Review: “Thoughtless” Korn Video

April 1st, 1998 Posted in Other Reviews

I suspect Korn’s days as the toast of teenagerdom are almost done, from the looks of things. Jonathan Davis is starting to look less creepy and more, well, rotund. Guess all those parties he attends at Hef’s mansion, in between writing songs about how it sucks to be a misunderstood teen, have taken their toll on the thirty-six year old singer. And he still hasn’t gotten rid of that fu manchu moustache thing, which makes him look like a child molester. Unless this is the look he wanted, someone should really tell him.

The video, then: the plot of “Thoughtless” surrounds a — surprise — misunderstood teen. He’s apparently unpopular, as everyone in the school spits on him and gives him wedgies and laughs at him. Whoever made this video hasn’t bothered to do his research on teen cruelty, in my opinion. Yes, people get ostracised. But I can’t think of any time in high school where the school nerd was laughed at by everyone as he walked down the hallway. Honestly, who commands that much attention? The most popular guy in school didn’t get that kind of press.

Beyond that, it’s a pretty stupid video. He goes to the pool, and the jocks dunk him and stuff. It seems a trifle harsh, seeing the misunderstood teen has runway model good looks, washboard abs, and appears to be 27. If anything, you think the jocks would be asking him to try out for the lacrosse team or buy them some Coors.

Anyway, the misunderstood teen turns to the music of Korn, and Korn apparently gestates inside him. Then he gets a date with no skin (?), shows up at the prom and — I’m not kidding — vomits a milky substance all over the immaculately dressed teens in attendance, who also all look 27. It’s never adequately explained how he met the skinless girl — but I suppose, him being a loser, he couldn’t afford to be picky. Additionally, in the video the skinless girl’s breasts do, for reasons unexplained, glow brightly — this is a pretty amusing feature on any girlfriend, though perhaps not something you’d want to base a relationship around. (On a second viewing, it seems that the glowing feature might have been added to obscure the girl’s possibly naked breasts. This doesn’t make it any less funny, however. Turn off those high beams, girl! Have respect for your fellow drivers!)

Back to the vomiting. The whole scene is supposed to be very deep and disturbing — there’s some crucifix imagery (vomit spills on a cross, and — that’s it, really). Plus it’s all done in a creepy slo-mo. I couldn’t stop laughing at the scene, which I can’t help but think wasn’t what the director was going for. Still and the same — the kid was getting some fucking DISTANCE with that milk! He was picking people off a stage from over seventy feet away — you take wind resistance into account, and sudden drafts from the gym, and it’s actually very impressive. The actor playing the kid tries his best to look “fed up” and “tortured” a la Pearl Jam’s Jeremy video — but it’s difficult to pull off with a pressurized stream of dairy launching itself out of one’s mouth like a garden weasel.

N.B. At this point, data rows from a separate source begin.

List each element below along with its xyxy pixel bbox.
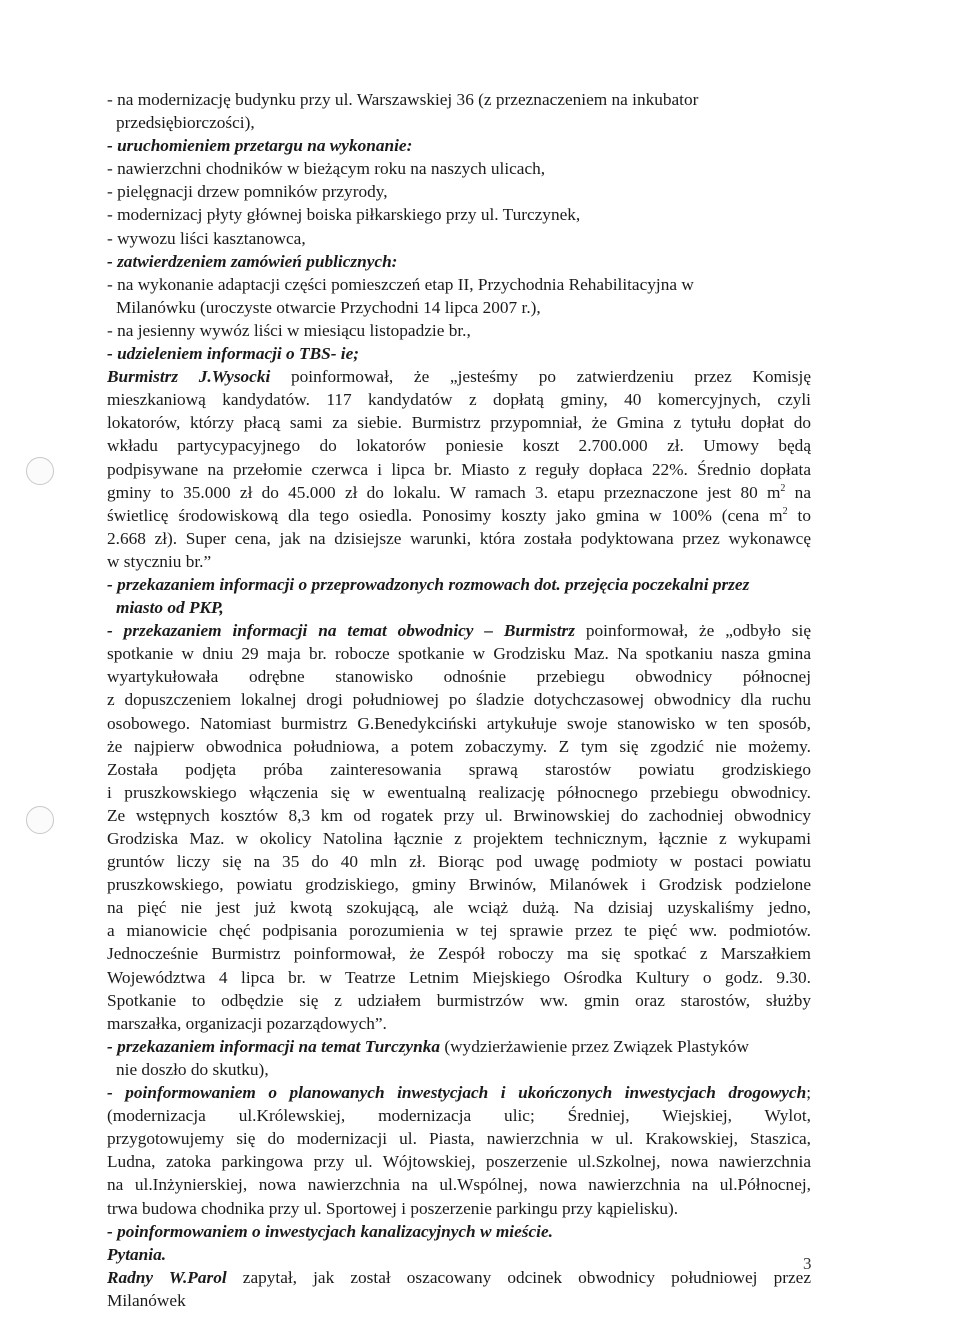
body-text: - na wykonanie adaptacji części pomieszczeń etap II, Przychodnia Rehabilitacyjna w <box>107 274 694 294</box>
body-text: świetlicę środowiskową dla tego osiedla. Ponosimy koszty jako gmina w 100% (cena m <box>107 505 783 525</box>
text-line <box>107 273 811 296</box>
text-line <box>107 1289 811 1312</box>
body-text: przedsiębiorczości), <box>116 113 255 133</box>
body-text: Grodziska Maz. w okolicy Natolina łącznie z projektem technicznym, łącznie z wykupami <box>107 829 811 848</box>
emphasis-text: - zatwierdzeniem zamówień publicznych: <box>107 251 398 271</box>
body-text: pruszkowskiego, powiatu grodziskiego, gminy Brwinów, Milanówek i Grodzisk podzielone <box>107 875 811 895</box>
text-line <box>107 388 811 411</box>
text-line <box>107 411 811 434</box>
body-text: Ze wstępnych kosztów 8,3 km od rogatek przy ul. Brwinowskiej do zachodniej obwodnicy <box>107 805 811 825</box>
body-text: - na jesienny wywóz liści w miesiącu listopadzie br., <box>107 320 471 340</box>
text-line <box>107 88 811 111</box>
text-line <box>107 1035 811 1058</box>
text-line <box>107 134 811 157</box>
body-text: Województwa 4 lipca br. w Teatrze Letnim Miejskiego Ośrodka Kultury o godz. 9.30. <box>107 967 811 987</box>
body-text: marszałka, organizacji pozarządowych”. <box>107 1013 387 1033</box>
text-line <box>107 157 811 180</box>
text-line <box>107 919 811 942</box>
document-body <box>107 88 811 1312</box>
body-text: spotkanie w dniu 29 maja br. robocze spotkanie w Grodzisku Maz. Na spotkaniu nasza gmina <box>107 644 811 664</box>
body-text: nie doszło do skutku), <box>116 1059 269 1079</box>
emphasis-text: - przekazaniem informacji na temat obwodnicy – Burmistrz <box>107 621 575 641</box>
text-line <box>107 1127 811 1150</box>
body-text: na pięć nie jest już kwotą szokującą, ale wciąż dużą. Na dzisiaj uzyskaliśmy jedno, <box>107 898 811 918</box>
body-text: wyartykułowała odrębne stanowisko odnośnie przebiegu obwodnicy północnej <box>107 667 811 687</box>
body-text: trwa budowa chodnika przy ul. Sportowej i poszerzenie parkingu przy kąpielisku). <box>107 1198 679 1218</box>
body-text: (wydzierżawienie przez Związek Plastyków <box>440 1036 750 1056</box>
text-line <box>107 781 811 804</box>
text-line <box>107 527 811 550</box>
emphasis-text: - poinformowaniem o inwestycjach kanalizacyjnych w mieście. <box>107 1221 553 1241</box>
text-line <box>107 758 811 781</box>
text-line <box>107 1243 811 1266</box>
body-text: lokatorów, którzy płacą sami za siebie. Burmistrz przypomniał, że Gmina z tytułu dopłat do <box>107 413 811 433</box>
text-line <box>107 111 811 134</box>
text-line <box>107 1173 811 1196</box>
body-text: na ul.Inżynierskiej, nowa nawierzchnia na ul.Wspólnej, nowa nawierzchnia na ul.Północnej, <box>107 1175 811 1195</box>
emphasis-text: miasto od PKP, <box>116 598 224 618</box>
text-line <box>107 642 811 665</box>
text-line <box>107 1012 811 1035</box>
body-text: na <box>785 482 811 502</box>
emphasis-text: - przekazaniem informacji o przeprowadzonych rozmowach dot. przejęcia poczekalni przez <box>107 574 750 594</box>
body-text: Spotkanie to odbędzie się z udziałem burmistrzów ww. gmin oraz starostów, służby <box>107 990 811 1010</box>
text-line <box>107 665 811 688</box>
text-line <box>107 850 811 873</box>
text-line <box>107 365 811 388</box>
emphasis-text: Radny W.Parol <box>107 1267 227 1287</box>
text-line <box>107 1220 811 1243</box>
body-text: Jednocześnie Burmistrz poinformował, że Zespół roboczy ma się spotkać z Marszałkiem <box>107 944 811 964</box>
body-text: Milanówku (uroczyste otwarcie Przychodni 14 lipca 2007 r.), <box>116 297 541 317</box>
superscript: 2 <box>782 505 788 517</box>
body-text: poinformował, że „jesteśmy po zatwierdzeniu przez Komisję <box>270 367 811 387</box>
body-text: wkładu partycypacyjnego do lokatorów poniesie koszt 2.700.000 zł. Umowy będą <box>107 436 811 456</box>
body-text: ; <box>806 1083 811 1103</box>
body-text: gruntów liczy się na 35 do 40 mln zł. Biorąc pod uwagę podmioty w postaci powiatu <box>107 852 811 872</box>
body-text: osobowego. Natomiast burmistrz G.Benedykciński artykułuje swoje stanowisko w ten sposób, <box>107 713 811 733</box>
text-line <box>107 619 811 642</box>
body-text: zapytał, jak został oszacowany odcinek obwodnicy południowej przez <box>226 1267 811 1287</box>
body-text: Ludna, zatoka parkingowa przy ul. Wójtowskiej, poszerzenie ul.Szkolnej, nowa nawierzchnia <box>107 1152 811 1172</box>
body-text: poinformował, że „odbyło się <box>574 621 811 641</box>
text-line <box>107 827 811 850</box>
body-text: (modernizacja ul.Królewskiej, modernizacja ulic; Średniej, Wiejskiej, Wylot, <box>107 1106 811 1126</box>
page-number: 3 <box>803 1254 812 1273</box>
body-text: - modernizacj płyty głównej boiska piłkarskiego przy ul. Turczynek, <box>107 205 581 225</box>
text-line <box>107 896 811 919</box>
emphasis-text: - uruchomieniem przetargu na wykonanie: <box>107 136 413 156</box>
body-text: - pielęgnacji drzew pomników przyrody, <box>107 182 388 202</box>
text-line <box>107 481 811 504</box>
body-text: przygotowujemy się do modernizacji ul. Piasta, nawierzchnia w ul. Krakowskiej, Staszica, <box>107 1129 811 1149</box>
text-line <box>107 573 811 596</box>
text-line <box>107 1081 811 1104</box>
text-line <box>107 342 811 365</box>
text-line <box>107 1058 811 1081</box>
body-text: w styczniu br.” <box>107 551 212 571</box>
text-line <box>107 319 811 342</box>
body-text: - na modernizację budynku przy ul. Warszawskiej 36 (z przeznaczeniem na inkubator <box>107 90 699 109</box>
text-line <box>107 1197 811 1220</box>
body-text: to <box>787 505 811 525</box>
superscript: 2 <box>780 482 786 494</box>
text-line <box>107 250 811 273</box>
text-line <box>107 550 811 573</box>
body-text: - nawierzchni chodników w bieżącym roku na naszych ulicach, <box>107 159 546 179</box>
text-line <box>107 804 811 827</box>
body-text: a mianowicie chęć podpisania porozumienia w tej sprawie przez te pięć ww. podmiotów. <box>107 921 811 941</box>
text-line <box>107 434 811 457</box>
text-line <box>107 942 811 965</box>
body-text: że najpierw obwodnica południowa, a potem zobaczymy. Z tym się zgodzić nie możemy. <box>107 736 811 756</box>
emphasis-text: - udzieleniem informacji o TBS- ie; <box>107 344 360 364</box>
text-line <box>107 712 811 735</box>
body-text: 2.668 zł). Super cena, jak na dzisiejsze warunki, która została podyktowana przez wykonawcę <box>107 528 811 548</box>
text-line <box>107 1104 811 1127</box>
emphasis-text: Pytania. <box>107 1244 167 1264</box>
body-text: i pruszkowskiego włączenia się w ewentualną realizację północnego przebiegu obwodnicy. <box>107 782 811 802</box>
text-line <box>107 873 811 896</box>
emphasis-text: - poinformowaniem o planowanych inwestycjach i ukończonych inwestycjach drogowych <box>107 1083 807 1103</box>
text-line <box>107 688 811 711</box>
text-line <box>107 504 811 527</box>
body-text: mieszkaniową kandydatów. 117 kandydatów z dopłatą gminy, 40 komercyjnych, czyli <box>107 390 811 410</box>
text-line <box>107 735 811 758</box>
emphasis-text: - przekazaniem informacji na temat Turczynka <box>107 1036 440 1056</box>
punch-hole-upper <box>26 457 54 485</box>
body-text: podpisywane na przełomie czerwca i lipca br. Miasto z reguły dopłaca 22%. Średnio dopłata <box>107 459 811 479</box>
text-line <box>107 180 811 203</box>
emphasis-text: Burmistrz J.Wysocki <box>107 367 271 387</box>
text-line <box>107 203 811 226</box>
text-line <box>107 966 811 989</box>
punch-hole-lower <box>26 806 54 834</box>
body-text: Milanówek <box>107 1290 186 1310</box>
body-text: z dopuszczeniem lokalnej drogi południowej po śladzie dotychczasowej obwodnicy dla ruchu <box>107 690 811 710</box>
text-line <box>107 1150 811 1173</box>
body-text: - wywozu liści kasztanowca, <box>107 228 306 248</box>
text-line <box>107 989 811 1012</box>
body-text: gminy to 35.000 zł do 45.000 zł do lokalu. W ramach 3. etapu przeznaczone jest 80 m <box>107 482 781 502</box>
text-line <box>107 1266 811 1289</box>
text-line <box>107 296 811 319</box>
text-line <box>107 596 811 619</box>
text-line <box>107 227 811 250</box>
text-line <box>107 458 811 481</box>
body-text: Została podjęta próba zainteresowania sprawą starostów powiatu grodziskiego <box>107 759 811 779</box>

My two cents here: if vomiting streams of milk is the only perk involved in allowing a nu-metal band to gestate inside you, I just don’t see people lining out the door to join up, no matter how persuasive the marketing campaign. Being able to produce milk at will is undeniably a useful feature for any malcontent — but worth blind allegiance to Jonathan Davis? There just arent enough bells and whistles. I’m afraid the boys at Korn are going to have to come up with something a little more creative if they want the solid recruiting numbers of the KISS army.